Whiskey's demolition approved for parking lot

August 21, 2013

The parking lot is on.

After a brief hiccup halting the Whiskey’s Steakhouse parking lot project, the DDA board voted last Tuesday, August 13, to continue with the demolition.

Village President Ken Van Portfliet along with DDA Secretary Thomas Traurig, owner of the Village Trophy Shop, voted not to approve the bid by Best Demolition at a special meeting August 6, which brought plans to a standstill for a week.

The vote at that time was 4-2 in favor of passing. Although a quorum was met, the vote did not pass because five votes were needed for a positive outcome.

Best Demolition of Saginaw was awarded the work a week later with a 5-1 vote, with tentative plans to begin tearing down Whiskeys and tearing up its small parking lot starting on September 9.

The DDA and village council are taking bids for the actual construction of the new, 40-space parking lot, which would begin after September 24 when demolition is expected to be complete.

Construction of the lot would last from early October to late November, with Nov. 30 being the target date of completion.

Of the two bidders for the demolition, Best Demolition won with their cost of $29,750. The entire project is budgeted for $180,000.

Sagebrush Cantina owner Dia Zaraga donated the two properties—the actual building and the adjoining parking lot—to the village for $1 earlier this year.

A deal was made that the village would waive some fees for use of the second floor at Sagebrush for the business.

The Property Conveyance and Development Agreement was signed by both Zagara and the village on May 6, 2013, and is currently going through Lake Orion’s Planning and Commissions board.

“We’re not Birmingham. We’re not trying to be Birmingham, but we would like to do something to make it more convenient for our community,” said Janet Hartman, DDA Market Manager. “Forty parking spots to some people may seem small, but for people waiting in line for an hour or more to get their dinner, I’m sure they will be grateful for them.”

Over the past couple years Hartman has received complaints about the lack of parking in downtown Lake Orion for dining at lunch and dinner and shopping during the day.

Additional parking has been added on residential streets, but there is also a lack of education on Lake Orion’s parking situation, she said.

“Telling people where they can park on site, what’s two hours, People just want to park as close as they can,” she explained.

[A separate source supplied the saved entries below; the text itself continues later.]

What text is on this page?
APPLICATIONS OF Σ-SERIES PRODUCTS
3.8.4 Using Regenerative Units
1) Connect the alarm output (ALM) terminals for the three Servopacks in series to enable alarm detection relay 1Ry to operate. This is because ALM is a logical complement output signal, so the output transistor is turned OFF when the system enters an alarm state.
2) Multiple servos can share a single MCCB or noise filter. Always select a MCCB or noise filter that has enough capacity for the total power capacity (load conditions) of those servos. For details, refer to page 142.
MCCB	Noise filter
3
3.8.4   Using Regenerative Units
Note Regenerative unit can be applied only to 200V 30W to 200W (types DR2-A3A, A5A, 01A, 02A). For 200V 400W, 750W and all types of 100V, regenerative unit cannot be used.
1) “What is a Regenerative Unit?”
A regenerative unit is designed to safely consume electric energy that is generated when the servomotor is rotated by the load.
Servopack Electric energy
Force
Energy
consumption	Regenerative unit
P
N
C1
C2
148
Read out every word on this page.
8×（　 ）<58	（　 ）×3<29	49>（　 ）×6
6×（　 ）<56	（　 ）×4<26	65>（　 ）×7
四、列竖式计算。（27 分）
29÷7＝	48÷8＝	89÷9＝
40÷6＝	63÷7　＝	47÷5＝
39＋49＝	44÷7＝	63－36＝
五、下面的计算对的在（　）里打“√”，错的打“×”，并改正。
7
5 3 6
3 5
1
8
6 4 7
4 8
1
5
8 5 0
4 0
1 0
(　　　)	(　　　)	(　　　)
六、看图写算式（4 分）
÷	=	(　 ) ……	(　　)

The 40 additional spots will not only help curb the “phenomenon” of people not wanting to walk over a block to their destination, but will help current and future businesses too.

“(Parking) is always a problem for people depending on the type of business that you have. They may have loading or unloading needs. They may not have parking close by. It’s always an issue for people,” she said. “That’s why strip malls took off the way they did in the ‘70s. People liked having that parking and the businesses responded to that.”

“Whatever we can do to make things easier for businesses to come here we should be doing,” she added.

Hartman said she never likes tearing down buildings, but that lots in downtown Lake Orion—spaces available for new parking lots— are few and far between.

“People have said over and over they really need more parking down here. So I think as long as we’re not messing with the historic buildings that contribute to our national registry status, it is what it is.”